Research Paper Volume 8, Issue 5 pp 1021—1030

Deep biomarkers of human aging: Application of deep neural networks to biomarker development

Evgeny Putin1,2, , Polina Mamoshina1,3, , Alexander Aliper1, , Mikhail Korzinkin1, , Alexey Moskalev1,4, , Alexey Kolosov5, , Alexander Ostrovskiy5, , Charles Cantor6, , Jan Vijg7, , Alex Zhavoronkov1,3, ,

  • 1 Pharma.AI Department, Insilico Medicine, Inc, Baltimore, MD 21218, USA
  • 2 Computer Technologies Lab, ITMO University, St. Petersburg 197101, Russia
  • 3 The Biogerontology Research Foundation, Oxford, UK
  • 4 School of Systems Biology, George Mason University (GMU), Fairfax, VA 22030, USA
  • 5 Invitro Laboratory, Ltd, Moscow 125047, Russia
  • 6 Department of Biomedical Engineering, Boston University, Boston, MA 02215, USA
  • 7 Department of Genetics, Albert Einstein College of Medicine, Bronx, NY 10461, USA

Received: September 26, 2015       Accepted: May 9, 2016       Published: May 18, 2016      

https://doi.org/10.18632/aging.100968
How to Cite

Copyright: © 2016 Putin et al. This is an open-access article distributed under the terms of the Creative Commons Attribution License, which permits unrestricted use, distribution, and reproduction in any medium, provided the original author and source are credited.

Abstract

One of the major impediments in human aging research is the absence of a comprehensive and actionable set of biomarkers that may be targeted and measured to track the effectiveness of therapeutic interventions.
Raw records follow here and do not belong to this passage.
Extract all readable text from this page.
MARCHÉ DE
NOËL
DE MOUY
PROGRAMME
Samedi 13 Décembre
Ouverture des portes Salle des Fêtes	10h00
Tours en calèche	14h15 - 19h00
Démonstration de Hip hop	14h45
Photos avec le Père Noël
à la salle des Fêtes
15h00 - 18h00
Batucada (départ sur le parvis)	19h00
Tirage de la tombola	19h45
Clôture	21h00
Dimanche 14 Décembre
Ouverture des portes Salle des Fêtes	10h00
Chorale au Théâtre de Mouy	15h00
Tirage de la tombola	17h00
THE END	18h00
In this study, we designed a modular ensemble of 21 deep neural networks (DNNs) of varying depth, structure and optimization to predict human chronological age using a basic blood test. To train the DNNs, we used over 60,000 samples from common blood biochemistry and cell count tests from routine health exams performed by a single laboratory and linked to chronological age and sex. The best performing DNN in the ensemble demonstrated 81.5 % epsilon-accuracy r = 0.90 with R2 = 0.80 and MAE = 6.07 years in predicting chronological age within a 10 year frame, while the entire ensemble achieved 83.5% epsilon-accuracy r = 0.91 with R2 = 0.82 and MAE = 5.55 years. The ensemble also identified the 5 most important markers for predicting human chronological age: albumin, glucose, alkaline phosphatase, urea and erythrocytes. To allow for public testing and evaluate real-life performance of the predictor, we developed an online system available at http://www.aging.ai. The ensemble approach may facilitate integration of multi-modal data linked to chronological age and sex that may lead to simple, minimally invasive, and affordable methods of tracking integrated biomarkers of aging in humans and performing cross-species feature importance analysis.

Abbreviations

ML: Machine Learning; SVM: Support Vector Machine; DNN: Deep Neural Network; PFI: Permutation Feature Importance; RF: Random Forests; GBM: Gradient Boosting Machine; kNN: k-Nearest Neighbors; DT: Decision Trees; LR: Linear Regression.